In order to separate different projects, use mlflow.set_experiment() function
, refers to line 32:
mlflow.set_experiment("Elastic Net")
Start a Tracking Server first:
mlflow server
Now we can visit the Tracking Server Web UI dashboard, it runs with no record found.
Execute train_tracking.py
to perform a training job:
python train_tracking.py
Then refresh the webpage, the training result shows up immediately.
[NOTE] The artifact may not be uploaded (but no error returns from Tracking Server) for unknown reason. Try the method in Chapter 3.
The complete tracking platform has three components:
- MLFlow Tracking Server
- PostgreSQL Database: A popular open-source relational database, can be used to store the models' metadata
- MinIO: Amazon S3-compatible Object Storage, used to store the artifacts of the models
With docker-compose.yml
file, web can run the services with Docker Compose:
# Prepare local directories as bind-mount persistent volumes
mkdir -p ./data/minio/mlflow
mkdir -p ./data/postgres
# Launch services
docker-compose up -d
[NOTE]
We don't run MLFlow Tracking Server along with other components due to the lack of the Healthcheck mechanism. The MLFlow Tracking Server should be initialized after the Database created, so without healthchecking, we can't use
depends_on
keyword to assign the right order to run the services and causes the failure.
Use docker-compose ps
commands to verify if the services become stable.
Build a MLFlow Docker Image, contains:
psycopg2
: PostgreSQL Database Driverboto3
: AWS Python SDK
Build with docker build
commands with Dockerfile
file:
docker build -t mlflow:v1.7.0 .
Then run as Docker Container:
docker run -it -d \
--network="mlflow_net" \
-e MLFLOW_S3_ENDPOINT_URL=http://minio:9000 \
-e AWS_ACCESS_KEY_ID=minioadmin \
-e AWS_SECRET_ACCESS_KEY=minioadmin \
-p 5000:5000 \
--name mlflow \
mlflow:v1.7.0 \
server --host="0.0.0.0" \
--backend-store-uri="postgresql+psycopg2://mlflow:mlflow@postgres/mlflow" \
--default-artifact-root="s3://mlflow"
train_tracking_s3_psql.py
add some new features:
- On line 22, set environment variables to redirect the S3 URL to out self-hosted MinIO object storage
- On line 23 and line 24, set S3 credentials
So simply execute the script:
python train_tracking_s3_psql.py
Now, when we log the results with MLFlow Tracking Server, the metadata are saved into PostgreSQL Database, and model artifacts are saved into MinIO object storage automatically.

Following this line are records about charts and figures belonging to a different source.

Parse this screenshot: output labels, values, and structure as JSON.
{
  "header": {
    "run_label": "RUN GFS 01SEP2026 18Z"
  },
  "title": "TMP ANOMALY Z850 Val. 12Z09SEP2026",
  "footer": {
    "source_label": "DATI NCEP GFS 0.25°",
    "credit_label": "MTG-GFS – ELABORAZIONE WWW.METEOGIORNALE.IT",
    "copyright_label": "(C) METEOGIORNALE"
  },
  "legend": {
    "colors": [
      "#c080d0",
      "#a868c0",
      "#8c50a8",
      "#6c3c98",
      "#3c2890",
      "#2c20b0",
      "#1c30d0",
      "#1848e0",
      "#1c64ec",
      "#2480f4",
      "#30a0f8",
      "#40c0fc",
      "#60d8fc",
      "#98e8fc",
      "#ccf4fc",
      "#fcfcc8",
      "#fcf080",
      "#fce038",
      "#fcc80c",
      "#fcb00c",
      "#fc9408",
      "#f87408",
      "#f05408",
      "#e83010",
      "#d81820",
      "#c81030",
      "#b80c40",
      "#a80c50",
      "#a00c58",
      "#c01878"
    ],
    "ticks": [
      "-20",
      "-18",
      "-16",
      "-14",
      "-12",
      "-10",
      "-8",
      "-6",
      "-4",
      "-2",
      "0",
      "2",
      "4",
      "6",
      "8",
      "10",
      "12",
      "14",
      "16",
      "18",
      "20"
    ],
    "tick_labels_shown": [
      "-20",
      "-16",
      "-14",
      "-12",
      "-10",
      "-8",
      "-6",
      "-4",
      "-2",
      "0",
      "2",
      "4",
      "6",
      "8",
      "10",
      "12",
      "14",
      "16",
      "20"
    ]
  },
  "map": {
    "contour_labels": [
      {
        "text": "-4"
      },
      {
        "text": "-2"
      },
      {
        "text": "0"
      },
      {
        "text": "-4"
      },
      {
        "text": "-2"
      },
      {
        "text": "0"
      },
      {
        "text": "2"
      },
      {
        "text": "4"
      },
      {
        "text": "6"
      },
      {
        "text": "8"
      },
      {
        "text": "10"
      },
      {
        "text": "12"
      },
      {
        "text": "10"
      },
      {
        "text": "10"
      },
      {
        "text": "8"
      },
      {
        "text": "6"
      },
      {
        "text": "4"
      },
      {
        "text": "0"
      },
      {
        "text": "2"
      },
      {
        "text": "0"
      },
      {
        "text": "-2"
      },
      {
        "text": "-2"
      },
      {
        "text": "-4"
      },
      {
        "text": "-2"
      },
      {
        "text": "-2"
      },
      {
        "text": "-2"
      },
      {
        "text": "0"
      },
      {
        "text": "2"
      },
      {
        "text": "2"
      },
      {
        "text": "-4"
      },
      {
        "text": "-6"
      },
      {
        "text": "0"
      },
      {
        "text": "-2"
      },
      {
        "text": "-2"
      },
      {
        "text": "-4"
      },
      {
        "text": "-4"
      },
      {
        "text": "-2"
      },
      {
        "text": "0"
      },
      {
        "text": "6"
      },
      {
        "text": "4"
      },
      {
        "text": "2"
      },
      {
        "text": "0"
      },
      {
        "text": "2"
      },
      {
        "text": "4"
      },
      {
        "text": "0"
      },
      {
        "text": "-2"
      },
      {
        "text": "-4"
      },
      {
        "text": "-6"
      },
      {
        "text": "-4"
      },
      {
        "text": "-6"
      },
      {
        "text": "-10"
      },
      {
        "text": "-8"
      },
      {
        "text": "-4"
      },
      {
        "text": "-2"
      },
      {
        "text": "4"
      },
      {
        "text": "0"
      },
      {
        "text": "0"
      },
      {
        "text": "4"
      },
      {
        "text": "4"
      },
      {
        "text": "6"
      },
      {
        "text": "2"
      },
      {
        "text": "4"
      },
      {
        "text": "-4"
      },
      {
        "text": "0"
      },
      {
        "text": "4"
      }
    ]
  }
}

Visit MLFlow Tracking Server and view the specific model detail page to get the URI of the model, the format should be like s3://bucket/<experiment_id>/<run_id>/artifacts/model
. Then export environment variables and server the model with commands:
export MLFLOW_S3_ENDPOINT_URL=http://127.0.0.1:9000
export AWS_ACCESS_KEY_ID=minioadmin
export AWS_SECRET_ACCESS_KEY=minioadmin
mlflow models serve -m s3://mlflow/<experiment_id>/<run_id>/artifacts/model --no-conda
[NOTE]
If the Tracking Server is still running and port
5000
is occupied, try to add-p
option and assign a different port number
H2OAutoML.ipynb
Illustates the step-by-step guide to perform an AutoML Training Job with MLFlow Tracking Server, enjoy it!